About that git "eating" commits - they're always recoverable from reflog: see `git log -g`. (where always == until you gc, or delete old clone, or ...)
Otherwise git's interface sucks and is inconsistent, but we're probably past the point of no return. There's always Easy Git and similar projects which aim to make it a bit better if someone wants to use them.
Up-voted for the salient observation that we're past the point of no return.
This occured to me as well recently, when there was a lot of web traffic about the git devs polling their audience about a minor behavioral change to git push[1]. What I realized then: git's interface is now more or less frozen, too much depends on it never changing significantly, that big 2.0 that'll fix everything will never come. At this point, we're stuck with all of git's quirks, until something new comes along that's significantly better in enough fundamental ways to displace it.

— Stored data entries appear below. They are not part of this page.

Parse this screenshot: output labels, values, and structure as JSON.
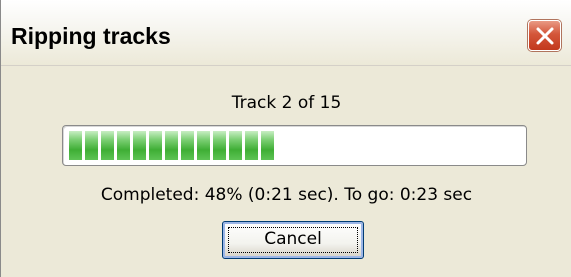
{
  "window": {
    "title": "Ripping tracks",
    "close_icon": "close-icon"
  },
  "track": {
    "label": "Track 2 of 15",
    "current": 2,
    "total": 15
  },
  "progress": {
    "fraction": 0.48,
    "color": "#3fae35"
  },
  "status": {
    "text": "Completed: 48% (0:21 sec). To go: 0:23 sec"
  },
  "buttons": {
    "cancel_label": "Cancel"
  }
}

Frustrating in a way, but that's how it goes in the real world. Good thing the core is beautiful.
"At this point, we're stuck with all of git's quirks, until something new comes along that's significantly better in enough fundamental ways to displace it."
No, that won't be enough. You need something that's better than git in the same way git is better than SVN: A paradigm shift. Merely being nicer or easier at doing the same thing is rarely enough, you need to do something broadly useful the entrenched tool just cannot do.
Otherwise git's interface sucks and is inconsistent, but we're probably past the point of no return. There's always Easy Git and similar projects which aim to make it a bit better if someone wants to use them.